Welcome! I’m not an expert, but I’ll do my best with your summary.
First, a FASTQ file is just a special type of text file, so if you want to view it directly, you ought to be able to do so. My own files usually are usually something like filename.fastq.gz. In Linux, all I have to do is type
gunzip filename.fastq.gz at the command line and then the unzipped file can be handled by any text editor, or bioinformatics programs (e.g., UGENE or something like it)—but you don’t need Linux—any modern computer ought to be able to unzip it, and then it’s just a very big text file.

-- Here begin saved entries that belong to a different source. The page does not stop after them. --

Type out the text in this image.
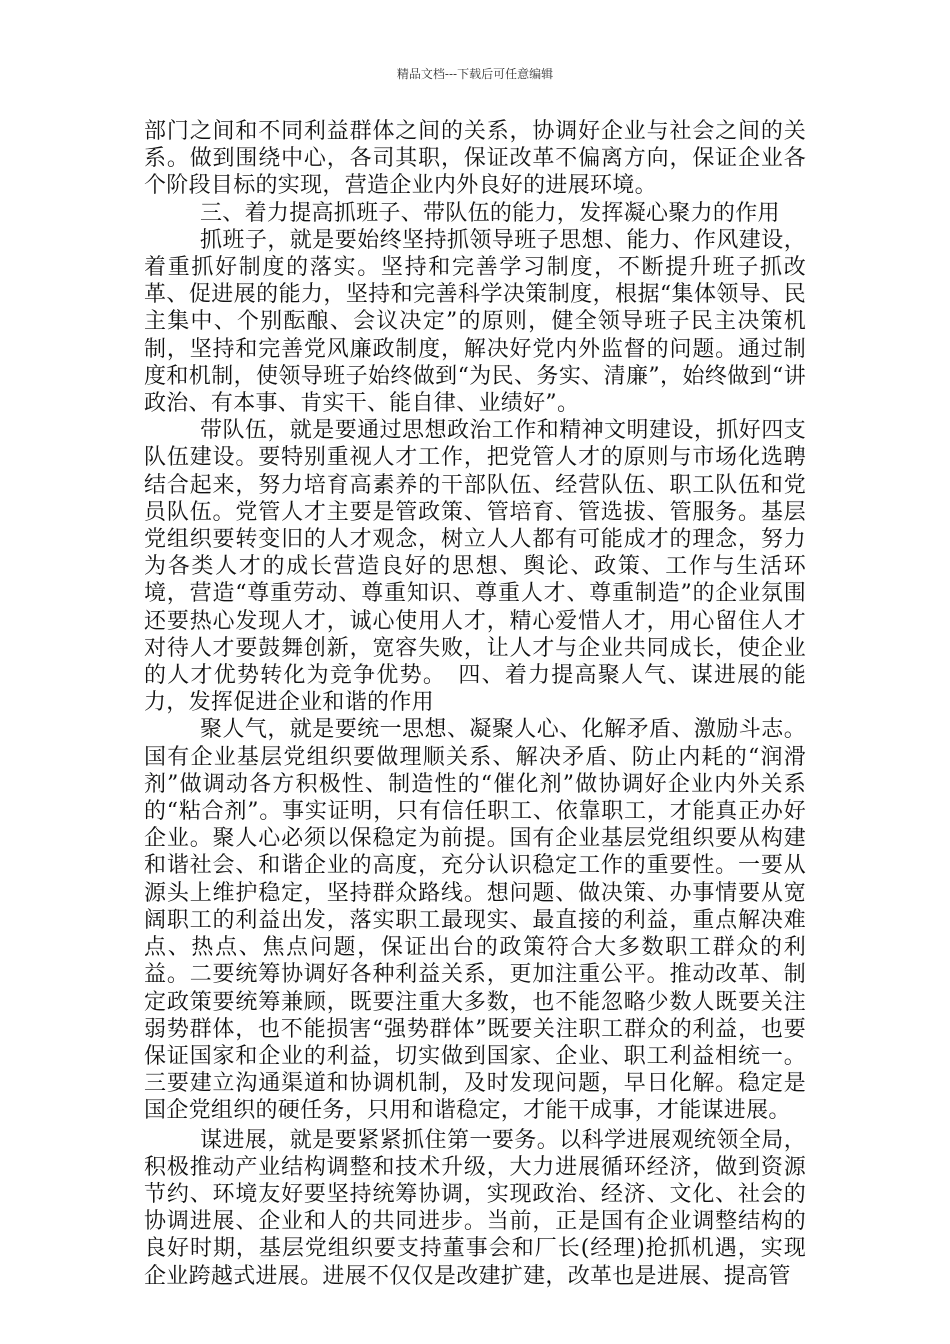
精品文档---下载后可任意编辑

部门之间和不同利益群体之间的关系，协调好企业与社会之间的关系。做到围绕中心，各司其职，保证改革不偏离方向，保证企业各个阶段目标的实现，营造企业内外良好的进展环境。

三、着力提高抓班子、带队伍的能力，发挥凝心聚力的作用

抓班子，就是要始终坚持抓领导班子思想、能力、作风建设，着重抓好制度的落实。坚持和完善学习制度，不断提升班子抓改革、促进展的能力，坚持和完善科学决策制度，根据“集体领导、民主集中、个别酝酿、会议决定”的原则，健全领导班子民主决策机制，坚持和完善党风廉政制度，解决好党内外监督的问题。通过制度和机制，使领导班子始终做到“为民、务实、清廉”，始终做到“讲政治、有本事、肯实干、能自律、业绩好”。

带队伍，就是要通过思想政治工作和精神文明建设，抓好四支队伍建设。要特别重视人才工作，把党管人才的原则与市场化选聘结合起来，努力培育高素养的干部队伍、经营队伍、职工队伍和党员队伍。党管人才主要是管政策、管培育、管选拔、管服务。基层党组织要转变旧的人才观念，树立人人都有可能成才的理念，努力为各类人才的成长营造良好的思想、舆论、政策、工作与生活环境，营造“尊重劳动、尊重知识、尊重人才、尊重制造”的企业氛围还要热心发现人才，诚心使用人才，精心爱惜人才，用心留住人才对待人才要鼓舞创新，宽容失败，让人才与企业共同成长，使企业的人才优势转化为竞争优势。　四、着力提高聚人气、谋进展的能力，发挥促进企业和谐的作用

聚人气，就是要统一思想、凝聚人心、化解矛盾、激励斗志。国有企业基层党组织要做理顺关系、解决矛盾、防止内耗的“润滑剂”做调动各方积极性、制造性的“催化剂”做协调好企业内外关系的“粘合剂”。事实证明，只有信任职工、依靠职工，才能真正办好企业。聚人心必须以保稳定为前提。国有企业基层党组织要从构建和谐社会、和谐企业的高度，充分认识稳定工作的重要性。一要从源头上维护稳定，坚持群众路线。想问题、做决策、办事情要从宽阔职工的利益出发，落实职工最现实、最直接的利益，重点解决难点、热点、焦点问题，保证出台的政策符合大多数职工群众的利益。二要统筹协调好各种利益关系，更加注重公平。推动改革、制定政策要统筹兼顾，既要注重大多数，也不能忽略少数人既要关注弱势群体，也不能损害“强势群体”既要关注职工群众的利益，也要保证国家和企业的利益，切实做到国家、企业、职工利益相统一。三要建立沟通渠道和协调机制，及时发现问题，早日化解。稳定是国企党组织的硬任务，只用和谐稳定，才能干成事，才能谋进展。

谋进展，就是要紧紧抓住第一要务。以科学进展观统领全局，积极推动产业结构调整和技术升级，大力进展循环经济，做到资源节约、环境友好要坚持统筹协调，实现政治、经济、文化、社会的协调进展、企业和人的共同进步。当前，正是国有企业调整结构的良好时期，基层党组织要支持董事会和厂长(经理)抢抓机遇，实现企业跨越式进展。进展不仅仅是改建扩建，改革也是进展、提高管
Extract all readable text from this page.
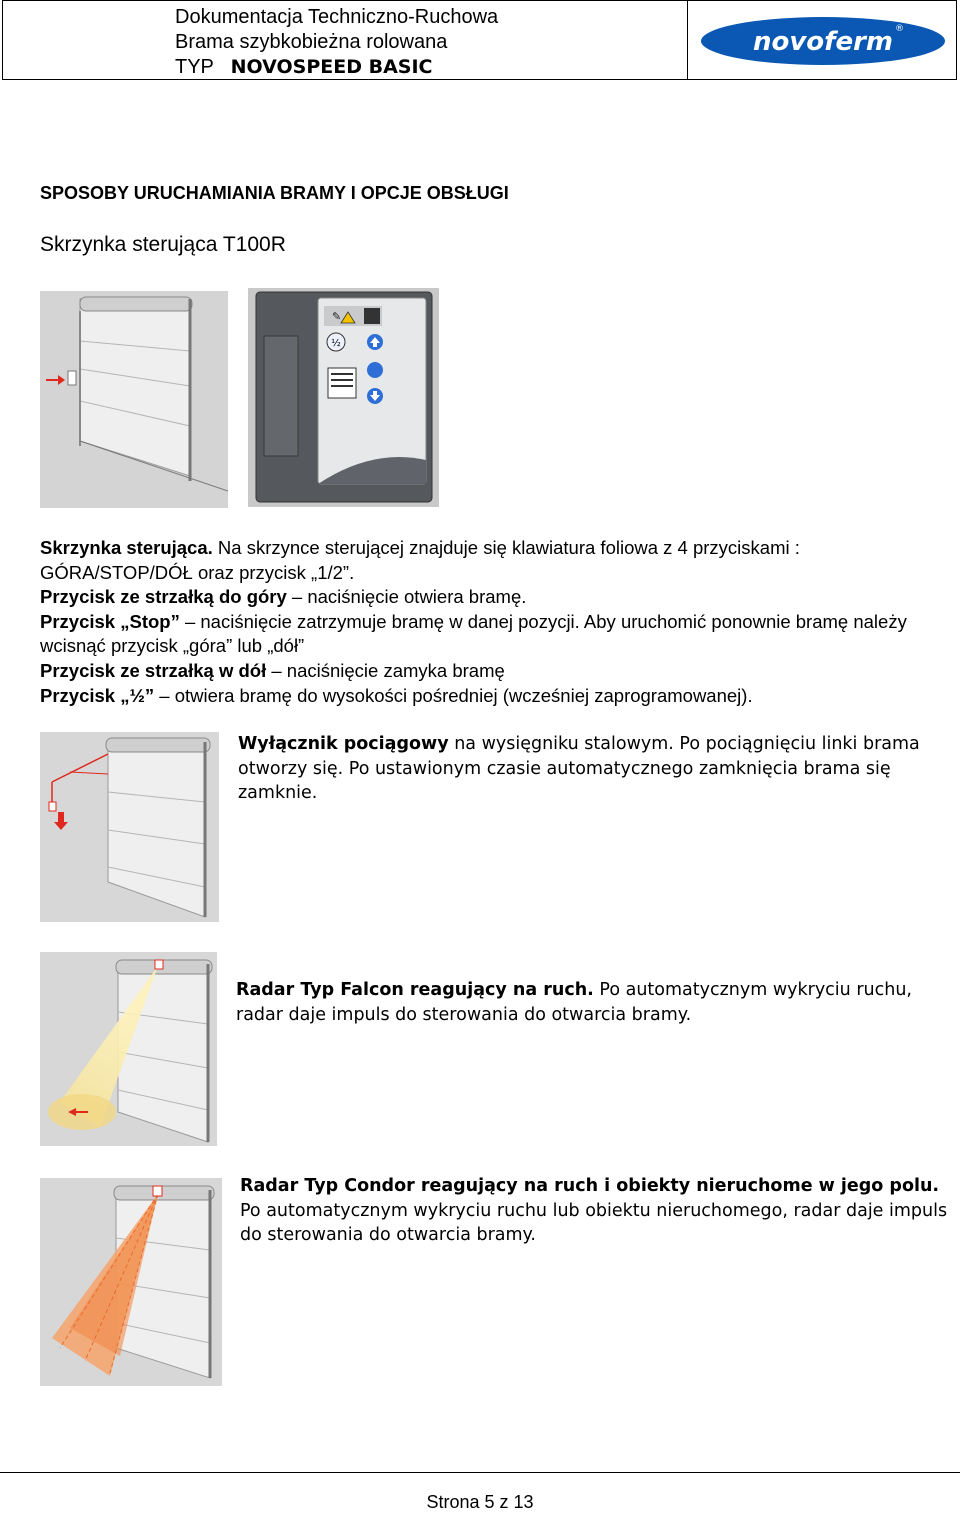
Dokumentacja Techniczno-Ruchowa
Brama szybkobieżna rolowana
TYP NOVOSPEED BASIC
novoferm ®
SPOSOBY URUCHAMIANIA BRAMY I OPCJE OBSŁUGI
Skrzynka sterująca T100R
✎
½
Skrzynka sterująca. Na skrzynce sterującej znajduje się klawiatura foliowa z 4 przyciskami : GÓRA/STOP/DÓŁ oraz przycisk „1/2”.
Przycisk ze strzałką do góry – naciśnięcie otwiera bramę.
Przycisk „Stop” – naciśnięcie zatrzymuje bramę w danej pozycji. Aby uruchomić ponownie bramę należy wcisnąć przycisk „góra” lub „dół”
Przycisk ze strzałką w dół – naciśnięcie zamyka bramę
Przycisk „½” – otwiera bramę do wysokości pośredniej (wcześniej zaprogramowanej).
Wyłącznik pociągowy na wysięgniku stalowym. Po pociągnięciu linki brama otworzy się. Po ustawionym czasie automatycznego zamknięcia brama się zamknie.
Radar Typ Falcon reagujący na ruch. Po automatycznym wykryciu ruchu, radar daje impuls do sterowania do otwarcia bramy.
Radar Typ Condor reagujący na ruch i obiekty nieruchome w jego polu. Po automatycznym wykryciu ruchu lub obiektu nieruchomego, radar daje impuls do sterowania do otwarcia bramy.
Strona 5 z 13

Second, at some point in your QIIME 2 pipeline, you probably ran either Deblur or DADA 2. Both of those commands output (amongst other things) something probably called representative_sequences.qza. Or somewhere, you should have a QIIME file of the type FeatureData[Sequence], and you can find out what type a qza file is by typing
qiime tools peek filename.qza. Once you’ve finished processing it however you want to, you can run something like
qiime tools export --input-path processed_sequences.qza...., and get a FASTA file of the sequences of the features (strains, in your case) that your QIIME pipeline found.
Or, you can run something like
qiime feature-table tabulate-seqs --i-data processed_sequences.qza...., then view the resulting visualization—that gets you summary statistics as well as a convenient button to download a FASTA file. From there, the BLASTing to compare with Sanger sequences is up to you.
I hope this helped a little, @linjie_0911!